Julien Delange • Friday, June 10, 2022
AUTHOR
JD
Julien Delange, Founder and CEO
Julien is the CEO of Codiga. Before starting Codiga, Julien was a software engineer at Twitter and Amazon Web Services.
Julien has a PhD in computer science from Universite Pierre et Marie Curie in Paris, France.
Security is important for any software, but it becomes critical when we develop production-ready code. A lot of CWEs are based on the input data that is passed to the program without validation. In this case, a malicious user could manipulate the input data and cause unexpected results. In this blog post, we explain what are the main security issues when using Python, and then look at how we can prevent CWE by detecting unsafe safe code before it reaches production.
Introduction
Python is one of the most popular languages. The Python ecosystem is very rich and it's possible to implement almost anything with Python! Python has been developing a reputation as a secure language, but this is not the case. Compared to other languages, it is relatively secure. But it is not immune to bugs and vulnerabilities either. Security flaws were found in many popular Python libraries and frameworks such as Django, Flask, and Flask-SQLAlchemy.
The security of Python code
First, it is important to distinguish between security and safety.
Let's first talk about code safety. Python has a dynamic type system, which makes it easy to crash a program (or at least, raise exceptions). Changing a value from an int into a string can easily break your program and create headaches once the code is deployed! This makes Python somewhat an error-prone and unsafe language. Hopefully, properly testing your software helps find such bugs and avoid them before deploying in production.

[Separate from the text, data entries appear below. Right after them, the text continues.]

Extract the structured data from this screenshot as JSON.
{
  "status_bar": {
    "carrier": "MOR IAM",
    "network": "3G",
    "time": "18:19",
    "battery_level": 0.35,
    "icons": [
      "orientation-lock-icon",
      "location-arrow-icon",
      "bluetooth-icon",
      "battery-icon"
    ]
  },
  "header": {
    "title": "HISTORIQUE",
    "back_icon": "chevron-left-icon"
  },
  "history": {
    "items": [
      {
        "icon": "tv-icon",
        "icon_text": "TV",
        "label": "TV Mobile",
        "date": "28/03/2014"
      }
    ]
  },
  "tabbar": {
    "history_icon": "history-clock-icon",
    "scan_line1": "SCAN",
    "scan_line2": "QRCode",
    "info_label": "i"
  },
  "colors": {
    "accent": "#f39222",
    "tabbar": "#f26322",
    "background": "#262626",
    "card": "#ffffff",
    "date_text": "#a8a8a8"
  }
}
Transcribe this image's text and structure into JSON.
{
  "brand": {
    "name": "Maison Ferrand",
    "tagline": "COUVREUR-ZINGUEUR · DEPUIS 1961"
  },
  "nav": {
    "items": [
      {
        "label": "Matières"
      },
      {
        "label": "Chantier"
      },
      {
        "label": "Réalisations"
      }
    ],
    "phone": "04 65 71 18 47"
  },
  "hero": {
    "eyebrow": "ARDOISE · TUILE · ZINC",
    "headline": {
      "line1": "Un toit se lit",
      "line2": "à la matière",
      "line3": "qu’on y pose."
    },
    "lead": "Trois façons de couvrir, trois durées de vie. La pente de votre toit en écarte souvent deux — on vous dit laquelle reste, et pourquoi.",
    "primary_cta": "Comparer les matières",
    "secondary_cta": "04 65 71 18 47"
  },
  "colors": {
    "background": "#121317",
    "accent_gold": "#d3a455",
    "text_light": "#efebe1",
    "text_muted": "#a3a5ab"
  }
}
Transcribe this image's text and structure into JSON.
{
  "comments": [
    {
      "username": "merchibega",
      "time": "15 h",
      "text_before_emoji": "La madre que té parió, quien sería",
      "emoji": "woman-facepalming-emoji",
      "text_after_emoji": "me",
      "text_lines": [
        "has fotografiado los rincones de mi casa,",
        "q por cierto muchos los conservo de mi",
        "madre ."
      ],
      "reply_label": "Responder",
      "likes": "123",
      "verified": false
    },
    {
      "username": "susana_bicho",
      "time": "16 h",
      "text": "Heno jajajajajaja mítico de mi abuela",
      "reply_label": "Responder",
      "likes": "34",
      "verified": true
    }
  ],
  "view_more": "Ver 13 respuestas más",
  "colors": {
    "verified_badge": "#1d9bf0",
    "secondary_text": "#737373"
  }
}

Now, let's talk about security. Some functions in Python are insecure. Take the module xml.etree.ElementTree: maliciously constructed data can carry out denial of service attacks, access local files, or circumvent firewalls. Take any code doing SQL queries: when improperly used, developers can introduce an SQL injection that can have catastrophic consequences (such as the deletion of the database).
For example, take the following code that does a SQL query.
cursor.execute("select users.email, users.level from users where id = {0}".format(user_id))
The variable user_id can then be forged to add more statements to delete the table. (for example, if user_id contains the value 1;DELETE FROM users).
The correct code to avoid such issues is shown below.
cursor.execute("select users.email, users.level from users where id = %s", user_id)
Such programming mistakes must be avoided in production unless you trust the data or sanitize it.
Some other functions are insecure by nature. Take the random module: the pseudo-random generator is considered unsafe and should not be used for any security-related function.
How to write safe and secure Python code and detect CWE (Common Weakness Enumeration)
There is unfortunately not a single way to know that your Python code is secure. However, there are some tools that help developers to check that their code is secure.
Developers can install IDE plugins that augment the analysis capability of their IDE and flag insecure code. For example, the Python Security plugin for IntelliJ/JetBrains detects SQL injection and misconfiguration of third-party libraries.
There are also static analysis tools that can be used to find or verify the absence of security-related issues in Python code. For example, bandit detects the use of insecure Python modules as well as insecure usage of some functions.
However, there is no guarantee that developers use these tools or act on their recommendations. And no guarantee that your code is secure.
How to avoid insecure Python code in production?
The best way to avoid insecure Python code is to systematically analyze the code before it is deployed in production. To do so, you need to configure your CI/CD pipeline and add new steps that analyze the code and flag insecure code.
You can do it manually and add new tools to your CI/CD pipeline to flag insecure code. However, maintaining such tools takes time and you need to regularly update them.
You can also use a platform like Codiga to automate this step and flag insecure code in your pull request. Such platforms are actively maintained and ensure that they always include the latest state-of-the-art code analysis tools.
Code Analysis platforms require no manual configuration, analyze your code in seconds and let you focus on fixing insecure code. When using Codiga, insecure code is automatically flagged in the interface as well as in pull requests.
Conclusion
Developers make the wrong assumption that Python is a secure programming language. While a lot of Python modules and external libraries are safe, developers must be careful and check their code. IDE plugins can assist developers while writing code. But the real solution to avoid vulnerabilities in production is to check the code in your CI/CD pipeline and ensure no security issues are being added in a pull request. To do so, you can either add new steps in your CI/CD pipeline or use a code analysis platform such as Codiga.